This is the mail archive of the
libc-alpha@sourceware.org
mailing list for the glibc project.
Re: [PATCH] Add x86-64 memmove with unaligned load/store and rep movsb
- From: Carlos O'Donell <carlos at redhat dot com>
- To: "H.J. Lu" <hjl dot tools at gmail dot com>
- Cc: GNU C Library <libc-alpha at sourceware dot org>
- Date: Wed, 30 Mar 2016 19:12:42 -0400
- Subject: Re: [PATCH] Add x86-64 memmove with unaligned load/store and rep movsb
- Authentication-results: sourceware.org; auth=none
- References: <CAMe9rOopQ5rUGgH2vu9Xwe02Qw0UNrVNCNOAakiV7h0ukciMtQ at mail dot gmail dot com> <56FABE63 dot 2040705 at redhat dot com> <CAMe9rOoeFQ=a7=EA0DK9ug1ffZZjzbdu3vfwk0scbrro2aEu3g at mail dot gmail dot com>
On 03/29/2016 02:04 PM, H.J. Lu wrote:
> On Tue, Mar 29, 2016 at 10:41 AM, Carlos O'Donell <carlos@redhat.com> wrote:
>> On 03/29/2016 12:58 PM, H.J. Lu wrote:
>>> The goal of this patch is to replace SSE2 memcpy.S,
>>> memcpy-avx-unaligned.S and memmove-avx-unaligned.S as well as
>>> provide SSE2 memmove with faster alternatives. bench-memcpy and
>>> bench-memmove data on various Intel and AMD processors are at
>>>
>>> https://sourceware.org/bugzilla/show_bug.cgi?id=19776
>>>
>>> Any comments, feedbacks?
>>
>> I assume this is a WIP? I don't see how this code replaces the memcpy@GLIBC_2.14
>> IFUNC we're currently using, or redirects the IFUNC to use your new functions
>> under certain conditions.
>>
>> For memcpy:
>>
>> * On ivybridge the new code regresses 9% mean performance versus AVX usage?
>
> Ivy Bridge currently uses__memcpy_sse2_unaligned.
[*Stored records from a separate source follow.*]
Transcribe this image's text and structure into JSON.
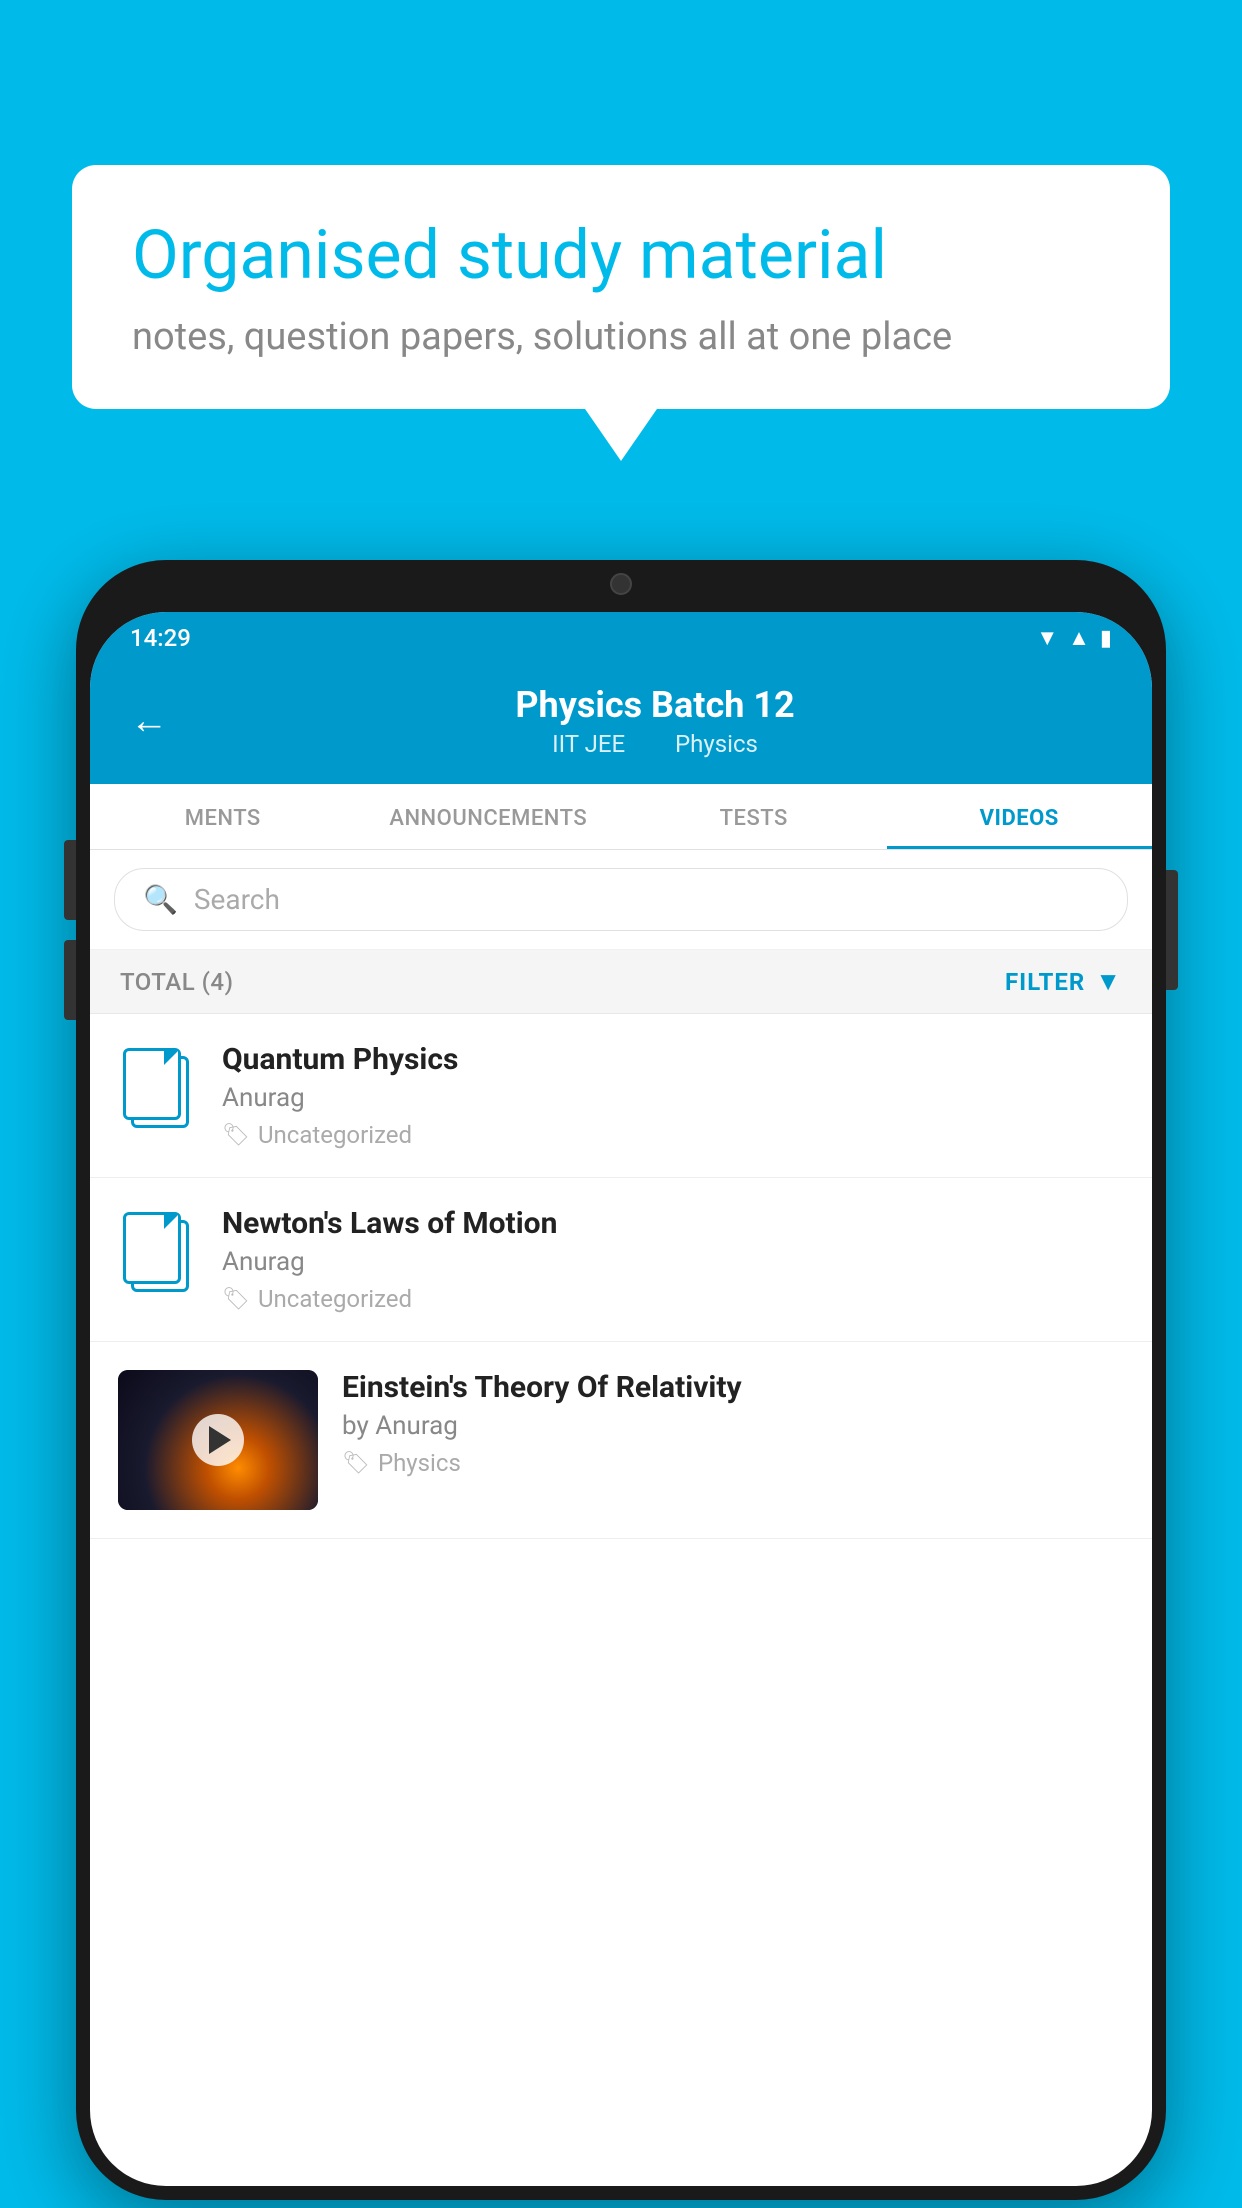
{
  "background": {
    "color": "#00BBEA"
  },
  "speech_bubble": {
    "title": "Organised study material",
    "subtitle": "notes, question papers, solutions all at one place"
  },
  "phone": {
    "status_bar": {
      "time": "14:29"
    },
    "header": {
      "back_label": "←",
      "title": "Physics Batch 12",
      "subtitle_part1": "IIT JEE",
      "subtitle_part2": "Physics"
    },
    "tabs": [
      {
        "label": "MENTS",
        "active": false
      },
      {
        "label": "ANNOUNCEMENTS",
        "active": false
      },
      {
        "label": "TESTS",
        "active": false
      },
      {
        "label": "VIDEOS",
        "active": true
      }
    ],
    "search": {
      "placeholder": "Search"
    },
    "filter_bar": {
      "total_label": "TOTAL (4)",
      "filter_label": "FILTER"
    },
    "videos": [
      {
        "id": 1,
        "title": "Quantum Physics",
        "author": "Anurag",
        "tag": "Uncategorized",
        "has_thumbnail": false
      },
      {
        "id": 2,
        "title": "Newton's Laws of Motion",
        "author": "Anurag",
        "tag": "Uncategorized",
        "has_thumbnail": false
      },
      {
        "id": 3,
        "title": "Einstein's Theory Of Relativity",
        "author": "by Anurag",
        "tag": "Physics",
        "has_thumbnail": true
      }
    ]
  }
}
The new one
> will be __memcpy_sse2_unaligned_erms, not __memcpy_avx_unaligned_erms.
OK.
>> * On penryn the new code regresses 18% mean performance versus SSE2 usage?
>
> Penryn will sick with __memcpy_ssse3_back.
OK.
>> * On bulldozer the new code regresses 18% mean performance versus AVX usage,
>> and 3% versus SSE2 usage?
>
> Bulldozer will stick with __memcpy_ssse3.
OK.
> As I said, the new one will replace the old one. That is the new SSE2/AVX
> replaces the old SSE2/AVX. It won't change the choice of SSE2, SSSE3
> nor AVX for a given processor.
Perfect. Thanks for clarifying. In that case, as long as the ifunc choices
are as above, then it looks good to me.
I've responded again with a more detailed review.
--
Cheers,
Carlos.